The electronic “tracks” left by the four involved parties, the alleged victim and the three accused, cast serious doubt on the suspect’s timeline. Cooney and his colleagues were able to isolate a two-minute span when all three accused players were in the same room at the same time. The accuser claimed the assault had taken 30 minutes.

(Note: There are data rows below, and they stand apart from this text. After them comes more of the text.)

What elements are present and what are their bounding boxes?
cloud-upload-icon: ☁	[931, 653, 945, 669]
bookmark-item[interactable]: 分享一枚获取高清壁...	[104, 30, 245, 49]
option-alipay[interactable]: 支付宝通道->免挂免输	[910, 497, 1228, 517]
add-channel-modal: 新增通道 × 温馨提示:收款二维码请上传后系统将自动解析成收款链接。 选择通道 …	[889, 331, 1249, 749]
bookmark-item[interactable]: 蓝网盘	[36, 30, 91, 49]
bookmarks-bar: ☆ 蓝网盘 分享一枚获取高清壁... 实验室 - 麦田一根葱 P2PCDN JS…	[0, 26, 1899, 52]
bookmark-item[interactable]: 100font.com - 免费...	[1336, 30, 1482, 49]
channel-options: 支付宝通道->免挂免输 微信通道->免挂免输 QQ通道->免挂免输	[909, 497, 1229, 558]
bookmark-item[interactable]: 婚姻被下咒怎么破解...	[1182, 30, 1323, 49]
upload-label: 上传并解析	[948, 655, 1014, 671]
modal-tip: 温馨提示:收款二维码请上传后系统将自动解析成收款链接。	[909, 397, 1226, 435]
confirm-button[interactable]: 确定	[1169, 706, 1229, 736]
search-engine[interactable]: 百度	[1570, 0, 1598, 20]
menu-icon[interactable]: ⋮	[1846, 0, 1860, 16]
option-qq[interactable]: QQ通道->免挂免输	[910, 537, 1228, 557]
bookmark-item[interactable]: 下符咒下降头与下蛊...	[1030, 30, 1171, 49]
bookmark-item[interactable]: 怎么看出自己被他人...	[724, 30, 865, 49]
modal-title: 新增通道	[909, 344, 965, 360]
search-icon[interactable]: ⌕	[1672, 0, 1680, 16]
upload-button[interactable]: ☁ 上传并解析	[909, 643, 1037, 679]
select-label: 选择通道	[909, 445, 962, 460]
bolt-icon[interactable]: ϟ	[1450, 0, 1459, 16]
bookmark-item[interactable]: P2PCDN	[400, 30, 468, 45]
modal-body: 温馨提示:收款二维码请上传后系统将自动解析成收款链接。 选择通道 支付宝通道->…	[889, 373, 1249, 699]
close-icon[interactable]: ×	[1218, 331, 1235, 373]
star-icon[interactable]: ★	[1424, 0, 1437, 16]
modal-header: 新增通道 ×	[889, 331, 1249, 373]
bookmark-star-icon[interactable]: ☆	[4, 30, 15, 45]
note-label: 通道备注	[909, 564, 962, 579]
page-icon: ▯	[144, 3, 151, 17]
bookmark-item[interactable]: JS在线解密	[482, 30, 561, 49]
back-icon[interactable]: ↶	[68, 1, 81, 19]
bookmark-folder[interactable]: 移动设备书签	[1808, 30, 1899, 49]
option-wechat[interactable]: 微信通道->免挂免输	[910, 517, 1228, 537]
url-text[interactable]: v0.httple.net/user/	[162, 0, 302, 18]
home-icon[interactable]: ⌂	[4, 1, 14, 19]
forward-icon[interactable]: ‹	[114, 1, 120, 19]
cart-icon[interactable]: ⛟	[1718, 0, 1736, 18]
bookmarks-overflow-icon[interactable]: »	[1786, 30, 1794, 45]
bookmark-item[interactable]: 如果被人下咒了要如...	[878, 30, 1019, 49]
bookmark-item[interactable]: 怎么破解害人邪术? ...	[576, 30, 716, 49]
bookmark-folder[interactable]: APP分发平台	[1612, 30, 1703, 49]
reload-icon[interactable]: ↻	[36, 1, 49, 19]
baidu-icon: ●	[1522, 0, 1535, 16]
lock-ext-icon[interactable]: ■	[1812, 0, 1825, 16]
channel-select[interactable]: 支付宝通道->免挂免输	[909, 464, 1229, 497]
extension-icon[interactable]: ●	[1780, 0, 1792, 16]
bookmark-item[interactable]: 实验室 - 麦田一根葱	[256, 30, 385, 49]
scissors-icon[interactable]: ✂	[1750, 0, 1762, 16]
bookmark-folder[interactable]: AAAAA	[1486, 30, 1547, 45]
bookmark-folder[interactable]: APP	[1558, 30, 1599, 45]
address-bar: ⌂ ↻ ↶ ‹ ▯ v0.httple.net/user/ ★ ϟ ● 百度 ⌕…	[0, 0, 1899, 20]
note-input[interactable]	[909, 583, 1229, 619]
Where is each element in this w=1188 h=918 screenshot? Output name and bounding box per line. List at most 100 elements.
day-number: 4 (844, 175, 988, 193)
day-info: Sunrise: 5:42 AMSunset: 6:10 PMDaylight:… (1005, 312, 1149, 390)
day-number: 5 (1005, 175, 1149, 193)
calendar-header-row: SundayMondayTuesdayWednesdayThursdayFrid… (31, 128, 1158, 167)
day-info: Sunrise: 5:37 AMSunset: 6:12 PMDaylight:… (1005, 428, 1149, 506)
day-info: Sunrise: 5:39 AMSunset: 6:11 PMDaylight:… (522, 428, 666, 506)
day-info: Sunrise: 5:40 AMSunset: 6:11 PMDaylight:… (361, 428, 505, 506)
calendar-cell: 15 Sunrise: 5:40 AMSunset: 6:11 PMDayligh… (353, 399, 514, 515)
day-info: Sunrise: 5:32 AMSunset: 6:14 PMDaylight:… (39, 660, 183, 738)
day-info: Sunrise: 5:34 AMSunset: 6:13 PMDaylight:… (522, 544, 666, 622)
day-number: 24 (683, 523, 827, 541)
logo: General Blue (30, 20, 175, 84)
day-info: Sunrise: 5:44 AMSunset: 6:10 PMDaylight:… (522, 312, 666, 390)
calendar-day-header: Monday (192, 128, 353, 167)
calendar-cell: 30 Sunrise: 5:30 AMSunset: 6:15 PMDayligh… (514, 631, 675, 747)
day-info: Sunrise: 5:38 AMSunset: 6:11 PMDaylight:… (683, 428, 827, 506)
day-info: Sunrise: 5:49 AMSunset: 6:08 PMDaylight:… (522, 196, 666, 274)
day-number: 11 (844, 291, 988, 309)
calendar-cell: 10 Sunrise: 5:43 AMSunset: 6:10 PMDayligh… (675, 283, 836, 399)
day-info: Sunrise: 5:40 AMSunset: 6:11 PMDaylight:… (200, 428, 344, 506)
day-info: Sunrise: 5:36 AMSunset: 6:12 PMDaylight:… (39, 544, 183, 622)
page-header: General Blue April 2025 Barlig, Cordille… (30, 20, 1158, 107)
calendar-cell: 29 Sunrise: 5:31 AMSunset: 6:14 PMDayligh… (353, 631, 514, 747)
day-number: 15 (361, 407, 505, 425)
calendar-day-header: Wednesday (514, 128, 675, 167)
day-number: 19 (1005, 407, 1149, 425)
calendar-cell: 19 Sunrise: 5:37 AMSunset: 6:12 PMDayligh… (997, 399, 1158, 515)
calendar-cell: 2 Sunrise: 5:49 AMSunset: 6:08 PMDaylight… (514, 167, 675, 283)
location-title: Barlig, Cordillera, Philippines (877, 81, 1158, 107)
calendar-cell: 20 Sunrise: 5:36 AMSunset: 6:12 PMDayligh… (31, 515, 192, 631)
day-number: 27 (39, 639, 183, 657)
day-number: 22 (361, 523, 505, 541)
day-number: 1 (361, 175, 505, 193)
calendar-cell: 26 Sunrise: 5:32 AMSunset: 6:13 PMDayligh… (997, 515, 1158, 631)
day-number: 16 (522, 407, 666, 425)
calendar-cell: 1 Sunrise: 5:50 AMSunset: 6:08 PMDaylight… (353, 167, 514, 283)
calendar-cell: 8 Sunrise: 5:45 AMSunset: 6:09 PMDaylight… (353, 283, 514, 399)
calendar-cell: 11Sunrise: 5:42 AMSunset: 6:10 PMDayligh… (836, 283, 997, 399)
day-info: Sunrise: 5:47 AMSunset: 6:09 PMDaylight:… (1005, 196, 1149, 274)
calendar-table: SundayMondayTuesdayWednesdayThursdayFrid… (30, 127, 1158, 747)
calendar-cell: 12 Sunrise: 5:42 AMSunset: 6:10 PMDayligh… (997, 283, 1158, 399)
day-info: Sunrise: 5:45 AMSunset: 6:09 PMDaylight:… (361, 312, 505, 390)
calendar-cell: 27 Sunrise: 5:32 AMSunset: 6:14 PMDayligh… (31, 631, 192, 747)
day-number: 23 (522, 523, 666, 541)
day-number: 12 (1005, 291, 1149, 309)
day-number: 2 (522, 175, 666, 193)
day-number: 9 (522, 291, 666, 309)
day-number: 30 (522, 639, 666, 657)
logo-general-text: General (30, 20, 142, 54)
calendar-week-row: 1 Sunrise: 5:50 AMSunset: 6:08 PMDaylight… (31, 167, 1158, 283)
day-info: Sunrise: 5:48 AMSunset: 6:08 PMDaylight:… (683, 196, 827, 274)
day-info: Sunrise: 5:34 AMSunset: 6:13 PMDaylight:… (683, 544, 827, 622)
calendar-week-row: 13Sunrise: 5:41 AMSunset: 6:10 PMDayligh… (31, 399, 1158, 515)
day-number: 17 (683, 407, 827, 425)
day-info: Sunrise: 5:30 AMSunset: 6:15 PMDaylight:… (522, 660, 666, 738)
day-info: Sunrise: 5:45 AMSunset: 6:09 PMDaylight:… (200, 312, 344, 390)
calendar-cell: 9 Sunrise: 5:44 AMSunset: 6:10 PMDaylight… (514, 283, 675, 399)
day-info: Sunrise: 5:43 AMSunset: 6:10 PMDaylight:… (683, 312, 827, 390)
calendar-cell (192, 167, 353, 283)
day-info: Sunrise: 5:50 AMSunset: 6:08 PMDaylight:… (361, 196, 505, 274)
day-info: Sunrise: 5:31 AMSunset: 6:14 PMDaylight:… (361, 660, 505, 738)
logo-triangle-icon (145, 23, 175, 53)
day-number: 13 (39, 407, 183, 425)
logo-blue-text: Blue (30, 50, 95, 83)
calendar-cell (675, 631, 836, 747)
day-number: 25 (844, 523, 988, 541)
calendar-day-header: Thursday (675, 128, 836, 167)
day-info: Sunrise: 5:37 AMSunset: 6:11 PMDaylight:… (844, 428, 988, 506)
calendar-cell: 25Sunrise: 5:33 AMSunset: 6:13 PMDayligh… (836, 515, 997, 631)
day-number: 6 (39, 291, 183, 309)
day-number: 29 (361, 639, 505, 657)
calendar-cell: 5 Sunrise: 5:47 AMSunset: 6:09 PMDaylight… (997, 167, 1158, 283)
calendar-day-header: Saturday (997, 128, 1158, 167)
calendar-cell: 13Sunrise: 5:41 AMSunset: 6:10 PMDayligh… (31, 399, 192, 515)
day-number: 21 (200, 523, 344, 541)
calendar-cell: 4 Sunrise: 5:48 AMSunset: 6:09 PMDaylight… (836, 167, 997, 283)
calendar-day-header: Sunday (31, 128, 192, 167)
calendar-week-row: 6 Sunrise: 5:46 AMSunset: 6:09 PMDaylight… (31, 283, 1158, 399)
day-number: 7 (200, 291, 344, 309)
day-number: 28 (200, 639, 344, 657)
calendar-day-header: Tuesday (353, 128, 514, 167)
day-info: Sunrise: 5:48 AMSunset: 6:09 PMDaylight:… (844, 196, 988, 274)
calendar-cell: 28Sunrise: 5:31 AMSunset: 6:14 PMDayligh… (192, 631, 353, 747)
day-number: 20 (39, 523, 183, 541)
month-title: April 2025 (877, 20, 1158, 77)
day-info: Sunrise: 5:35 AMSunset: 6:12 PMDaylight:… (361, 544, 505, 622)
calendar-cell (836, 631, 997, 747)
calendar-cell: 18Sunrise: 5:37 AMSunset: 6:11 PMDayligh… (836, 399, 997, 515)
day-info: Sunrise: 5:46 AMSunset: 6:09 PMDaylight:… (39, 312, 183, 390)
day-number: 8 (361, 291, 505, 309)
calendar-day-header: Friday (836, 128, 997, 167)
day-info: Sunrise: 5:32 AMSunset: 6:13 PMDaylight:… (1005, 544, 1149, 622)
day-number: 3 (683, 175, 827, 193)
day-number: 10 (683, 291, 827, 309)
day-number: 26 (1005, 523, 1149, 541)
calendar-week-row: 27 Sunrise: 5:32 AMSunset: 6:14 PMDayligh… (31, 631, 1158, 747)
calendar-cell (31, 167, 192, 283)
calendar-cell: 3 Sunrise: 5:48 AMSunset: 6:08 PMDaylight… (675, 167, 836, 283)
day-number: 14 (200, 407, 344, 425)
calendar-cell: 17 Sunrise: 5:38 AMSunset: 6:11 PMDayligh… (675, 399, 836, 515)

Cooney closed his presentation by exhorting students to remember that the prosecutorial unfairness displayed in the Duke case was unfortunately commonplace.
“It happens a lot,” he said. “It happens to people of color, it happens to the poor, it happens across the country. And the narrative of this case has to be that you have got to fight for justice minute-by-minute sometimes, and certainly motion-by-motion because there are a lot of people of color and a lot of poor people who are in jail who didn’t have attorneys to sift through the evidence, who were convicted on weaker evidence, and lying witnesses and witnesses who made deals with the prosecutors, and a prosecutor who didn’t care. We need to do a heck of a lot better. We need to get it right, and we are not getting right.”
“This is just one example,” Cooney said. “When you go out and you start dealing with the presumption of innocence … remember this case and what it really stands for, and the justice you’ve got to fight for on a daily basis in order for the system to get it right.”
The event was sponsored by the Student Legal Forum.